Ming Jiyuan também apresentou um envelope vermelho, com o olhar visivelmente mais ameno para o príncipe.
Ming Cunfu hesitou, depois desabotoou sua bolsa já vazia do cinto.
Como primo dela, não podia envergonhar a irmã em um momento como esse.
Se era tradição dar presentes aos recém-casados, que assim fosse — ele daria!
Vendo os mais velhos cobrirem o príncipe Chen de presentes, Jiuzhu se inclinou e estendeu a mão.
— Cadê o meu?
— O casamento de Sua Alteza com você significa que nossa família ganhou meio filho — Ming Jingzhou desviou o olhar da mão estendida dela. — Você sempre foi nossa filha — não existe costume de dar envelope vermelho para você.

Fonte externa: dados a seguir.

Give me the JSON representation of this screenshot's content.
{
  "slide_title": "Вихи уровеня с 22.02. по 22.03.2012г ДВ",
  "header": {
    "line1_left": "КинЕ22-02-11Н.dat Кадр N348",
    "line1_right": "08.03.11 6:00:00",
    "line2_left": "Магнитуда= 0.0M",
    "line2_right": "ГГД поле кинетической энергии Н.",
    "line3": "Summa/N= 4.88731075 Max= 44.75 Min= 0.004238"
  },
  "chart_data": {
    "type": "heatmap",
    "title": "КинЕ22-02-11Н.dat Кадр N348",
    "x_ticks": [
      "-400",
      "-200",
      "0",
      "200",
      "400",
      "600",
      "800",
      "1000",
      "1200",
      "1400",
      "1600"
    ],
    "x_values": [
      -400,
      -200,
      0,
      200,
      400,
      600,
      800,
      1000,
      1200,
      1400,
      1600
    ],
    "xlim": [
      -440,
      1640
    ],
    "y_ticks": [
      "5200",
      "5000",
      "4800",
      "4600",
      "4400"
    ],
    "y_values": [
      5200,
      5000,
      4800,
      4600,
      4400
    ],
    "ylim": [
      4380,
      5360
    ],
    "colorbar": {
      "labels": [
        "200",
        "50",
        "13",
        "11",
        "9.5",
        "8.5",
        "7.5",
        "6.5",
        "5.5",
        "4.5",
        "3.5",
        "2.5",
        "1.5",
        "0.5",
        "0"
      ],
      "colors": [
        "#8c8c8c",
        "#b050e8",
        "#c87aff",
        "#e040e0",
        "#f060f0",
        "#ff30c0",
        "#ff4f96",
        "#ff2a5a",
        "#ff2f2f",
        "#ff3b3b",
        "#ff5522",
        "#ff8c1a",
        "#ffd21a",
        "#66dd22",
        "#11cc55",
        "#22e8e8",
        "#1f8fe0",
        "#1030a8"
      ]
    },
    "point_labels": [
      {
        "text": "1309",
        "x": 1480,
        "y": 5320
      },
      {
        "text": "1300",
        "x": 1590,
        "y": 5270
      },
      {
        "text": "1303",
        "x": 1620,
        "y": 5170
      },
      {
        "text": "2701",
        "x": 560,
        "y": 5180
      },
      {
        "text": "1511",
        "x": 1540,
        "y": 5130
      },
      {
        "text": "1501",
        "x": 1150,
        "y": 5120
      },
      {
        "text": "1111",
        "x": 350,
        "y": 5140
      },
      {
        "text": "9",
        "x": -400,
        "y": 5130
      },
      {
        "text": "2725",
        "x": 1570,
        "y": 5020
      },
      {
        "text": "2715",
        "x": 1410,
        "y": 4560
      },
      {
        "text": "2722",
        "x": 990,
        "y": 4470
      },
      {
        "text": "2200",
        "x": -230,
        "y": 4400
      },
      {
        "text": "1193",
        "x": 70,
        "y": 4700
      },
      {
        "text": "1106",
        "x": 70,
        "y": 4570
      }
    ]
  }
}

— Ah. — A mão de Jiuzhu caiu.
Não é à toa que dizem na capital: “Só o recém-chegado é sorridente; ninguém ouve o velho chorar.”
O príncipe Chen sussurrou em seu ouvido:
— Não se preocupe — o que é meu é seu. Depois dividiremos cinquenta e cinquenta.
— Mas se o pai me desse um também, teríamos duas partes — Jiuzhu sussurrou de volta. — Alteza, sua suspensão salarial ainda não foi levantada.
A orelha de Ming Jingzhou mexeu. Ming Jinghai mexeu-se na cadeira.
A família Ming nasceu com ouvidos atentos e olhos aguçados — eles captavam sussurros com muita facilidade.
— Jiuzhu — Ming Jiyuan não pôde deixar de interromper —, você...
Jiuzhu olhou para ele com olhos esperançosos.
Olhando para o olhar suplicante da irmã mais nova, Ming Jiyuan engoliu o resto das palavras.
— Tome. — Ele puxou outro envelope vermelho da manga.
Vai lá, pegue o dinheiro do seu pobre irmão mais velho e alimente seu príncipe com ele.